Continue a leitura para entender mais sobre proposta de criminalizar, considerando seus impactos na proteção dos direitos das mulheres!

A criminalização da misoginia no Brasil

Na Câmara dos Deputados, um projeto para criminalizar práticas misóginas foi aprovado em 2023 pela Comissão de Defesa dos Direitos da Mulher.

O Projeto de lei 890/23, de autoria da deputada federal Silvye Alves (União-GO), propõe a penalização e a aplicação de medidas processuais, incluindo prisão, para atos de discriminação, preconceito, aversão, ação ou comportamento agressivo contra mulheres, em razão da condição do sexo feminino.

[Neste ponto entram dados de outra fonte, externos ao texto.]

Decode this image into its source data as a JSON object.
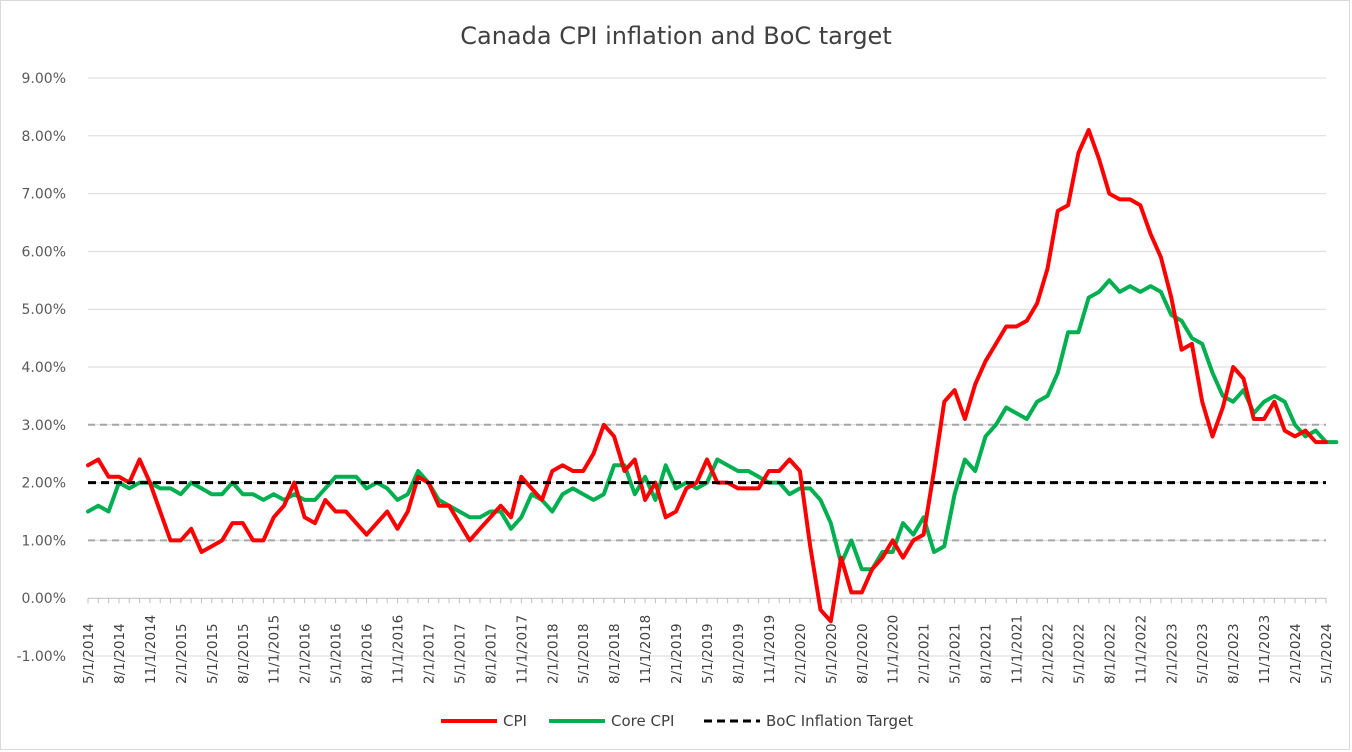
{
  "chart_data": {
    "type": "line",
    "title": "Canada CPI inflation and BoC target",
    "xlabel": "",
    "ylabel": "",
    "ylim": [
      -1.0,
      9.0
    ],
    "y_ticks": [
      "9.00%",
      "8.00%",
      "7.00%",
      "6.00%",
      "5.00%",
      "4.00%",
      "3.00%",
      "2.00%",
      "1.00%",
      "0.00%",
      "-1.00%"
    ],
    "x_start": "5/1/2014",
    "x_end": "5/1/2024",
    "x_tick_labels": [
      "5/1/2014",
      "8/1/2014",
      "11/1/2014",
      "2/1/2015",
      "5/1/2015",
      "8/1/2015",
      "11/1/2015",
      "2/1/2016",
      "5/1/2016",
      "8/1/2016",
      "11/1/2016",
      "2/1/2017",
      "5/1/2017",
      "8/1/2017",
      "11/1/2017",
      "2/1/2018",
      "5/1/2018",
      "8/1/2018",
      "11/1/2018",
      "2/1/2019",
      "5/1/2019",
      "8/1/2019",
      "11/1/2019",
      "2/1/2020",
      "5/1/2020",
      "8/1/2020",
      "11/1/2020",
      "2/1/2021",
      "5/1/2021",
      "8/1/2021",
      "11/1/2021",
      "2/1/2022",
      "5/1/2022",
      "8/1/2022",
      "11/1/2022",
      "2/1/2023",
      "5/1/2023",
      "8/1/2023",
      "11/1/2023",
      "2/1/2024",
      "5/1/2024"
    ],
    "reference_lines": [
      {
        "value": 3.0,
        "style": "dashed",
        "color": "#a6a6a6"
      },
      {
        "value": 1.0,
        "style": "dashed",
        "color": "#a6a6a6"
      }
    ],
    "legend_position": "bottom",
    "series": [
      {
        "name": "CPI",
        "color": "#ff0000",
        "values": [
          2.3,
          2.4,
          2.1,
          2.1,
          2.0,
          2.4,
          2.0,
          1.5,
          1.0,
          1.0,
          1.2,
          0.8,
          0.9,
          1.0,
          1.3,
          1.3,
          1.0,
          1.0,
          1.4,
          1.6,
          2.0,
          1.4,
          1.3,
          1.7,
          1.5,
          1.5,
          1.3,
          1.1,
          1.3,
          1.5,
          1.2,
          1.5,
          2.1,
          2.0,
          1.6,
          1.6,
          1.3,
          1.0,
          1.2,
          1.4,
          1.6,
          1.4,
          2.1,
          1.9,
          1.7,
          2.2,
          2.3,
          2.2,
          2.2,
          2.5,
          3.0,
          2.8,
          2.2,
          2.4,
          1.7,
          2.0,
          1.4,
          1.5,
          1.9,
          2.0,
          2.4,
          2.0,
          2.0,
          1.9,
          1.9,
          1.9,
          2.2,
          2.2,
          2.4,
          2.2,
          0.9,
          -0.2,
          -0.4,
          0.7,
          0.1,
          0.1,
          0.5,
          0.7,
          1.0,
          0.7,
          1.0,
          1.1,
          2.2,
          3.4,
          3.6,
          3.1,
          3.7,
          4.1,
          4.4,
          4.7,
          4.7,
          4.8,
          5.1,
          5.7,
          6.7,
          6.8,
          7.7,
          8.1,
          7.6,
          7.0,
          6.9,
          6.9,
          6.8,
          6.3,
          5.9,
          5.2,
          4.3,
          4.4,
          3.4,
          2.8,
          3.3,
          4.0,
          3.8,
          3.1,
          3.1,
          3.4,
          2.9,
          2.8,
          2.9,
          2.7,
          2.7
        ]
      },
      {
        "name": "Core CPI",
        "color": "#00b050",
        "values": [
          1.5,
          1.6,
          1.5,
          2.0,
          1.9,
          2.0,
          2.0,
          1.9,
          1.9,
          1.8,
          2.0,
          1.9,
          1.8,
          1.8,
          2.0,
          1.8,
          1.8,
          1.7,
          1.8,
          1.7,
          1.8,
          1.7,
          1.7,
          1.9,
          2.1,
          2.1,
          2.1,
          1.9,
          2.0,
          1.9,
          1.7,
          1.8,
          2.2,
          2.0,
          1.7,
          1.6,
          1.5,
          1.4,
          1.4,
          1.5,
          1.5,
          1.2,
          1.4,
          1.8,
          1.7,
          1.5,
          1.8,
          1.9,
          1.8,
          1.7,
          1.8,
          2.3,
          2.3,
          1.8,
          2.1,
          1.7,
          2.3,
          1.9,
          2.0,
          1.9,
          2.0,
          2.4,
          2.3,
          2.2,
          2.2,
          2.1,
          2.0,
          2.0,
          1.8,
          1.9,
          1.9,
          1.7,
          1.3,
          0.6,
          1.0,
          0.5,
          0.5,
          0.8,
          0.8,
          1.3,
          1.1,
          1.4,
          0.8,
          0.9,
          1.8,
          2.4,
          2.2,
          2.8,
          3.0,
          3.3,
          3.2,
          3.1,
          3.4,
          3.5,
          3.9,
          4.6,
          4.6,
          5.2,
          5.3,
          5.5,
          5.3,
          5.4,
          5.3,
          5.4,
          5.3,
          4.9,
          4.8,
          4.5,
          4.4,
          3.9,
          3.5,
          3.4,
          3.6,
          3.2,
          3.4,
          3.5,
          3.4,
          3.0,
          2.8,
          2.9,
          2.7,
          2.7
        ]
      },
      {
        "name": "BoC Inflation Target",
        "color": "#000000",
        "values": [
          2.0,
          2.0
        ]
      }
    ]
  }
}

A sugestão foi enviada pela pesquisadora e professora da Universidade de Brasília Valeska Maria Zanello de Loyola. Ela relatou que já pensava na ideia desde o ano passado, mas que se sentiu mais motivada na semana passada, com a repercussão do caso da atriz e roteirista Lívia La Gatto.

Em fevereiro, Lívia foi ameaçada de morte pelo coach e influenciador Thiago Schutz. A ameaça ocorreu após ela publicar um vídeo em suas redes sociais em que ironiza discursos de homens contra as mulheres.

O Projeto de Lei 890/23 prevê a punição por crimes resultantes de discriminação ou preconceito por práticas misóginas. O texto define misoginia como discriminação, preconceito, propagação do ódio ou aversão praticados contra mulheres por razões da condição de sexo feminino. O crime terá pena de reclusão de 2 a 5 anos e multa.

A pena será aumentada de metade se:

  • A injúria for praticada por duas ou mais pessoas;
  • For cometida em locais públicos;
  • For realizada por intermédio dos meios de comunicação social, de publicação em redes sociais, na internet ou meios de grande repercussão;
  • Ou se houver produção, publicidade, comercialização, distribuição ou monetização de materiais ou conteúdos que fomentem a disseminação à misoginia.

Apresentado pela deputada Dandara (PT-MG), o texto em análise na Câmara dos Deputados insere a tipificação na Lei 7.716/89, que define os crimes resultantes de preconceito de raça ou de cor.

Atualmente, em termos de legislação, a Lei nº 13.642/2018 (Lei Lola) atribui à Polícia Federal a investigação de crimes online que propaguem o ódio ou a aversão às mulheres.

Nesse sentido, em ampla atuação do Conselho Nacional dos Direitos da Mulher – CNDM , criado pela Lei nº 7.353/85, lançou a campanha Mulher e Constituinte em 1985, cujo um dos lemas era “Constituinte prá valer tem que ter palavra de mulher”, onde eram chamadas ao debate, para além das engajadas no ativismo político, a chamada “mulher comum”,.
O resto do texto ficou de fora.